Four rutheniumethynyl-triarylamine complexes 1-4 with different aryl bridge cores were prepared. The solid structures of complexes 2-4 were fully confirmed by X-ray single-crystal diffraction analysis. Two consecutive one-electron oxidation processes of complexes 1-4 were attributed to the ruthenium and nitrogen centers, as revealed by cyclic voltammetry and square-wave voltammogram. Results also showed decreasing potential difference ΔE of complexes 1, 3, and 4, with the largest value for 2. Upon chemical oxidation of complexes 1-4 by 1.0 eq oxidation reagents FcPF6 or AgSbF6 , the mixed-valence complexes, except for 2+ , show characteristic broad NIR absorptions in the UV-vis-NIR spectroscopic experiments. NIR multiple absorptions were assigned to NAr2 →RuCp*(dppe) intervalence charge transfer (IVCT) and metal-to-ligand charge transfer transitions by TDDFT calculations.

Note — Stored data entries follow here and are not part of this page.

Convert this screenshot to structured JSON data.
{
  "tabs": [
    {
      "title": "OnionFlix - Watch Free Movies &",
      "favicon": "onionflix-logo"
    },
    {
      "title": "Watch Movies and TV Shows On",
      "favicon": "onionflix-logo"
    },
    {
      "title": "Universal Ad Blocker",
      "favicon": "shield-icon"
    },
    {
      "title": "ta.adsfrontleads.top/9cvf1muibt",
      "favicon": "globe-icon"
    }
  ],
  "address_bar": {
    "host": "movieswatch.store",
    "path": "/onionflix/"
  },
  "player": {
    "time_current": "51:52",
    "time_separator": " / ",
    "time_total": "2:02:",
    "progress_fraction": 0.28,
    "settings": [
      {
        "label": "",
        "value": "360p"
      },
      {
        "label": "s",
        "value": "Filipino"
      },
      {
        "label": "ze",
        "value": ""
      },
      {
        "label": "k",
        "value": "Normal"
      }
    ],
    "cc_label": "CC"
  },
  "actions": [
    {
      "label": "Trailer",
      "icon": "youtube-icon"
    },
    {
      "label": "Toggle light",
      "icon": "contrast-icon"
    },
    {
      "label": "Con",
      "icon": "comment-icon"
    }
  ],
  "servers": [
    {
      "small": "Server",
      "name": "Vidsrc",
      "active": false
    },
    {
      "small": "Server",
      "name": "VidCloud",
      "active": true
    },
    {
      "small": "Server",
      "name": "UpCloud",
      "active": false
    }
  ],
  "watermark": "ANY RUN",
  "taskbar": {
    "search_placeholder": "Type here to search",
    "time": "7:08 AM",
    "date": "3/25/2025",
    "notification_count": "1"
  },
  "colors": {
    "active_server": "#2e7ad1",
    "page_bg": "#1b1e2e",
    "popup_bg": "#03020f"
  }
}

Coupling parameter (Hab ) from Hush theory revealed that increasing electronic communication in 1+ , 3+ , and 4+ . Electron density distribution of the HOMO for neutral molecules (1, 3, and 4) and spin density distribution of the corresponding single-oxidized states (1+ , 3+ , and 4+ ) increases progressively on the bridge as the size of the aromatic system increases, proving incremental contributions from bridge cores during oxidation.